Postacchini and Massobrio1 and Kim and Suk2 found that their fused coccyx subjects were more likely to experience tailbone pain than those with a normal flexible coccyx. In Postacchini and Massobrio’s radiographic studies of 171 coccyges, less than 10 percent were fused into one piece. Most subjects presented with two or three segments and a few had four. The primary presentations in those experiencing pain were coccyges:
- angled sharply forward;
- sidebent more to one side than the other; and
- completely rigid (all segments fused together and fused to the sacrum)
Although none of the individual abnormalities above always caused pain, participants were more likely to experience coccyx problems when several of these conditions were co-present.
Why some hurt…
Buttock pain may develop as spastic hip muscles and injured sacrotuberous, sacrospinous and sacrococcygeal ligaments anteriorly flex (hook) the coccyx and compress/overstretch the sensitive filum terminale (Fig. 1). Falling on the tailbone or child birthing can also lead to coccygeal pain, known as coccydynia. Injuries such as these may cause inflammation, which triggers the growth of bony osteoarthritic spurs in and around the sacrococcygeal joint.
In the case of a rigid coccyx, tissues under the inferior segments sometimes develop a pad of irritated tissue (like a bunion) that rubs the dura raw. But, by far, the most common problem I treat in clinic is buttock pain co-present with an exquisitely tender coccyx, typically caused by a hooked and/or sidebent coccyx. Persistent tensioning of the filum terminale may create adverse dural tension as the displaced coccyx drags on the spinal cord and lumbosacral nerve roots (Fig. 2). Accompanying protective spasm in surrounding hip muscles and inhibition of the levator ani and other pelvic floor muscles is also a common finding.
Long-term dural tractioning and/or compression frequently manifest as buttock spasm and pain, and are commonly misinterpreted as gluteal or piriformis trigger points. This is but one reason therapists will greatly benefit from the ability to recognize and treat nerve and dural membrane disorders.

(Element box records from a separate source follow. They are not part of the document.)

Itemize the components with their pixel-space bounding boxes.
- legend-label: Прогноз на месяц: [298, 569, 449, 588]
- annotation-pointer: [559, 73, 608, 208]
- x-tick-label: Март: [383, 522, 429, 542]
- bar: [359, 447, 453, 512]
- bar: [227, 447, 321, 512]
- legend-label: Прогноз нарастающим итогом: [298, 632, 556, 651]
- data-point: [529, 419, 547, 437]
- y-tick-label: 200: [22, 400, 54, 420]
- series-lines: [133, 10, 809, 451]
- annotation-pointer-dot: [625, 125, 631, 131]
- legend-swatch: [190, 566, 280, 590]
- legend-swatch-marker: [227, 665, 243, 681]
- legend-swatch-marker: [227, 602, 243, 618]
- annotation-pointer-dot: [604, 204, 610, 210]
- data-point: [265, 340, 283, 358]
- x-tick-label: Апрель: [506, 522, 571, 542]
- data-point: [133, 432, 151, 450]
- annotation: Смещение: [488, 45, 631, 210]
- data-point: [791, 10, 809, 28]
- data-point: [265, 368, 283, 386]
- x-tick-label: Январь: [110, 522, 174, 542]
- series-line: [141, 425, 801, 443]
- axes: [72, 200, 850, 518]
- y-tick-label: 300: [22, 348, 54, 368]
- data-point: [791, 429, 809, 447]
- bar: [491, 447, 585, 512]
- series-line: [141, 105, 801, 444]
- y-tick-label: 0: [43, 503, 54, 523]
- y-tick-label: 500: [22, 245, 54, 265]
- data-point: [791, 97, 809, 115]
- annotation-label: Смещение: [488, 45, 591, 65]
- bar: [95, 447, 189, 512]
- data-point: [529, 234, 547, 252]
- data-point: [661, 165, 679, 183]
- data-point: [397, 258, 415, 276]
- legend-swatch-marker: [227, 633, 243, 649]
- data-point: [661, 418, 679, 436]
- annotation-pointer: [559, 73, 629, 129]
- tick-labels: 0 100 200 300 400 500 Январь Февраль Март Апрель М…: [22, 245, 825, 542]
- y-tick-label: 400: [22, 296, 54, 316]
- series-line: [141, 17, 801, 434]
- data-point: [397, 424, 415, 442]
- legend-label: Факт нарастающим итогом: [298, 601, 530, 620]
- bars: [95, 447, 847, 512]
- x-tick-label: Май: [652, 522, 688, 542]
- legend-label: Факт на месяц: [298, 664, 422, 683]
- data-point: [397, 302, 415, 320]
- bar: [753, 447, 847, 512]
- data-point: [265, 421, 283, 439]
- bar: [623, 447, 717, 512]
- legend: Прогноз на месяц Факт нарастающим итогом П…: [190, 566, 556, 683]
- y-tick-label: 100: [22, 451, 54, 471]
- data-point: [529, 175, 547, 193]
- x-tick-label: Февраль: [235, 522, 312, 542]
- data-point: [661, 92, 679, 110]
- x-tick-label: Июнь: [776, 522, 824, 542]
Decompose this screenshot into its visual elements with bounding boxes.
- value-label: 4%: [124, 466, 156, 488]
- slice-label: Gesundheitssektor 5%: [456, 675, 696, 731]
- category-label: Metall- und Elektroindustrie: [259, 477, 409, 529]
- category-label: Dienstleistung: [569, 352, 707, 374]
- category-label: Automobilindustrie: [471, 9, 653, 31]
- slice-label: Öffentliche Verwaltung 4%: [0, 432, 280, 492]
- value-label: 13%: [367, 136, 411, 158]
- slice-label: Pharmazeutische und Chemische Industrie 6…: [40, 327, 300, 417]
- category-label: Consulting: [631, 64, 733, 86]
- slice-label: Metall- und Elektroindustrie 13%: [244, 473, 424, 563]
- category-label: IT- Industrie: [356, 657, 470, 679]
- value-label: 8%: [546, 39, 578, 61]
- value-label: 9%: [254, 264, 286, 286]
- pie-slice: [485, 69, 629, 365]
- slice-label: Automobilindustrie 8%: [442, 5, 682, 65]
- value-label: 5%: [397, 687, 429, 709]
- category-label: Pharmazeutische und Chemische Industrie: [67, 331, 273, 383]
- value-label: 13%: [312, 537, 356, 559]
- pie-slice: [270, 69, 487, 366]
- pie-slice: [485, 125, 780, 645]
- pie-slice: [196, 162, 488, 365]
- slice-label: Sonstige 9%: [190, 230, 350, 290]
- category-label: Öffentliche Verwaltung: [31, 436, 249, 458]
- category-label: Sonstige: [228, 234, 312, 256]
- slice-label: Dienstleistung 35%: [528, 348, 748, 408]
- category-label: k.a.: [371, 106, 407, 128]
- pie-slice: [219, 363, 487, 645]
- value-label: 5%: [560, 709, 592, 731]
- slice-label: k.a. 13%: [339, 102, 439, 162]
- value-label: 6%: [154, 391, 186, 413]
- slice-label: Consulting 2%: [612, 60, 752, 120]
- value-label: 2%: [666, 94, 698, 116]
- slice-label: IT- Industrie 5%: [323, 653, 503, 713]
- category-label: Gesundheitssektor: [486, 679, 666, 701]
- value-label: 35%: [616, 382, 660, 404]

Due to the vertebra’s direct attachment to the dural membrane through the filum terminale, coccyx work can cause a client to become very emotional. Please be aware of physical and emotional hypersensitivity before assessing and treating coccyx disorders. Carefully explain what you intend to do and ask the client’s permission. All coccyx alignment techniques should be performed through underwear or draping. Please see accompanying “hooked coccyx” technique video here.
- Postacchini F, Massobrio M, Idiopathic coccydynia. Analysis of fifty-one operative cases and a radiographic study of the normal coccyx. The Journal of Bone and Joint Surgery. 1983 65(8): 1116-1124.
- Kim NH; Suk KS: Clinical and radiological differences between traumatic and idiopathic coccygodynia.
Yonsei Med J, 1999 Jun, 40:3, 215-20.